Индеец придвинулся к печке, отворил дверцу и подбросил в огонь дрова. На мгновение лица сидящих осветились глубоким багровым пламенем. Все молчали, всем почему-то было неловко.

-А чего бы вот ты лично хотел? - снова обратился Птица к Индейцу.

-А ничего бы не хотел. Жить спокойно, никого не трогать, ничего не делать. Как птица в лесу, как растение...

-Как зверь, - подсказал Коматоз.

-Нет, не как зверь. Свою территорию я не собираюсь охранять. А зверь охраняет. А я лучше вообще уйду. Конфликтов я совсем не хочу. К тому же в Христиании вашей тоже полно минусов. Народу полно, места мало. А где природа? Птицы, лес? Я этого как раз ищу.

-А кто тебе мешает организовать то же самое, но на природе? - спросил Птица.

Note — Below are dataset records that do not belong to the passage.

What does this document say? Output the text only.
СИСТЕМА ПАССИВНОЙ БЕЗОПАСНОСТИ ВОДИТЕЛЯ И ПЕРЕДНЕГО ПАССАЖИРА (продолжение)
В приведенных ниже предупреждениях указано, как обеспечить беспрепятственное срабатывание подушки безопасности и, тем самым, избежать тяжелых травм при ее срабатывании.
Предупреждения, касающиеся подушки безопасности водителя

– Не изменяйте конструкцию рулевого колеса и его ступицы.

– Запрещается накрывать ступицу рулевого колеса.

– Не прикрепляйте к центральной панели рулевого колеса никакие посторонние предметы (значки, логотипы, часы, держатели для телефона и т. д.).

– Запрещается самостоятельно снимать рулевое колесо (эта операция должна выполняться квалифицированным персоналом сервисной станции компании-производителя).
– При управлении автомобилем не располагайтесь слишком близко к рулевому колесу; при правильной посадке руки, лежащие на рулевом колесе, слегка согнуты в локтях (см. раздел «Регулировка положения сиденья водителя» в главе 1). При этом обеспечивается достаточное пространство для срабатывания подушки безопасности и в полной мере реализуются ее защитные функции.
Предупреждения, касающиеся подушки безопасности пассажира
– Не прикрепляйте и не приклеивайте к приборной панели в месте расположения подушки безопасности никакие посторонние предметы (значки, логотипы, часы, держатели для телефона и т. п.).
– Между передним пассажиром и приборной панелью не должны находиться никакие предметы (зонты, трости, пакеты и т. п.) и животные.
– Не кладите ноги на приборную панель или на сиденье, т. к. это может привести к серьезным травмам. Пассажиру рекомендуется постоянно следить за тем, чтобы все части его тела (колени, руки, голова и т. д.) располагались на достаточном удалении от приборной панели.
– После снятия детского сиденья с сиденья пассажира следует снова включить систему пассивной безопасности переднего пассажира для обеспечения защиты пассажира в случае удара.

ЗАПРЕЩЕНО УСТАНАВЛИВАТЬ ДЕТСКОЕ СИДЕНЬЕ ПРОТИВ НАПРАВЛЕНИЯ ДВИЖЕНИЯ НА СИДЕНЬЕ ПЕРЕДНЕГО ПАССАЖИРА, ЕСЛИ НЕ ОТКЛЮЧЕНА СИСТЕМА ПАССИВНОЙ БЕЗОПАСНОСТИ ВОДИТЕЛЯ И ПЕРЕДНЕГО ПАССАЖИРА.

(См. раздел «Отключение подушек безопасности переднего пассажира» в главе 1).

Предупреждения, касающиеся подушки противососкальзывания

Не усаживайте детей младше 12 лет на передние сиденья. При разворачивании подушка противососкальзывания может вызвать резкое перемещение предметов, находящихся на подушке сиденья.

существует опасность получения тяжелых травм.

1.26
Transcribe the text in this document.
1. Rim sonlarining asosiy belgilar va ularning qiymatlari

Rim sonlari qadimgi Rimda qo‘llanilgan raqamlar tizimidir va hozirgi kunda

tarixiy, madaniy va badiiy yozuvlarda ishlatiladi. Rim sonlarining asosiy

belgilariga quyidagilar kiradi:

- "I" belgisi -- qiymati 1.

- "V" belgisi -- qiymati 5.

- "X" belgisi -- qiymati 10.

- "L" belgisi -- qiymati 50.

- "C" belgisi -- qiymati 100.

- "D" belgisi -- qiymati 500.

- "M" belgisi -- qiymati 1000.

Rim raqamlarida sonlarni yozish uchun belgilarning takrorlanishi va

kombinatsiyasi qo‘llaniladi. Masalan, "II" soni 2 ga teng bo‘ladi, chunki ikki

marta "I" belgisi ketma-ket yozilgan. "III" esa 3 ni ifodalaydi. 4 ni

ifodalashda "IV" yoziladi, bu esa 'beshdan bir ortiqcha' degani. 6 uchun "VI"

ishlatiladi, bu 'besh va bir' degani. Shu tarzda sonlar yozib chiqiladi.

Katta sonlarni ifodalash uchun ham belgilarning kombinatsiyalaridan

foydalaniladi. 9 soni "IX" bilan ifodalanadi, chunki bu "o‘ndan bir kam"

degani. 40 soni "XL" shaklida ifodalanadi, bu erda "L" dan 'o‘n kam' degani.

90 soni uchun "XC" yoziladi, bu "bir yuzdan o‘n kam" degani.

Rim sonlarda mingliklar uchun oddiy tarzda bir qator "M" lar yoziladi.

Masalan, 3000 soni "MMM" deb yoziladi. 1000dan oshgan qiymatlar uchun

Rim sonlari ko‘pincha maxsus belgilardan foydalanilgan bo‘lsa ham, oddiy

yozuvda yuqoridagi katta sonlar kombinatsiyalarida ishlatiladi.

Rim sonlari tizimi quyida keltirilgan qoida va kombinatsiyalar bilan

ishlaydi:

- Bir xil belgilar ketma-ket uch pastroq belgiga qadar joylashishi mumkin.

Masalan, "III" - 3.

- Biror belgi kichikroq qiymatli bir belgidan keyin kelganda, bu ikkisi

Он припер Индейца к стене, желая услышать один-единственный правильный ответ.

Индеец задумался.

-Не, сложно это все. Заморачиваться - а на фига? Построишься ты, развернешься. А придет местная администрация - и повинтят тебя. Придут бандиты - и пизды тебе вломят. Приедет трактор - и перекопает твою делянку. И что тогда делать будешь?

-Вот про это я и говорю! - Птица заходил по комнате, но взял себя в руки и снова уселся. - Сопливым, слюнявым, аморфным в этом деле быть никак нельзя. Без Молотова не обойтись.

-А я хочу быть аморфным, - пожал плечами Индеец. - И имею на это право. Это моя жизнь.

Лоте показалось, что он просто-напросто во что бы то ни стало решил перечить Птице, и никаких особенных убеждений на этот счет у него не было.

Дальше она не слушала. Все принялись спорить, перебивая друг друга, а в такие моменты она выпадала из разговора. Плавал сигаретный дым, потрескивали дрова. Леха и Индеец ожесточенно спорили с Птицей, а Володя и Коматоз молчали, слушали и принимали по очереди то одну сторону, то другую. Анархия им в принципе нравилась. И против строительства общества-паразита они не возражали. А Лехе с Индейцем, наоборот, все это категорически не нравилась.

-И кстати, - внезапно добавил Птица. - Я бы ни за что не заселил свой город-государство такими никчемными распиздяями, как вы.

Он произнес это так тихо, что никто, как Лоте показалось, его не услышал. "А может, мне все это просто почудилось?" - подумала она, через секунду придя в себя.

Ей не верилось, что она в самом деле могла слышать от Птицы такие слова.

А вскоре забылись и они.






Глава Двадцать третья

Гита. Блошиный рынок


В выходные Гита навещала Уделку, знаменитый блошиный рынок Питера.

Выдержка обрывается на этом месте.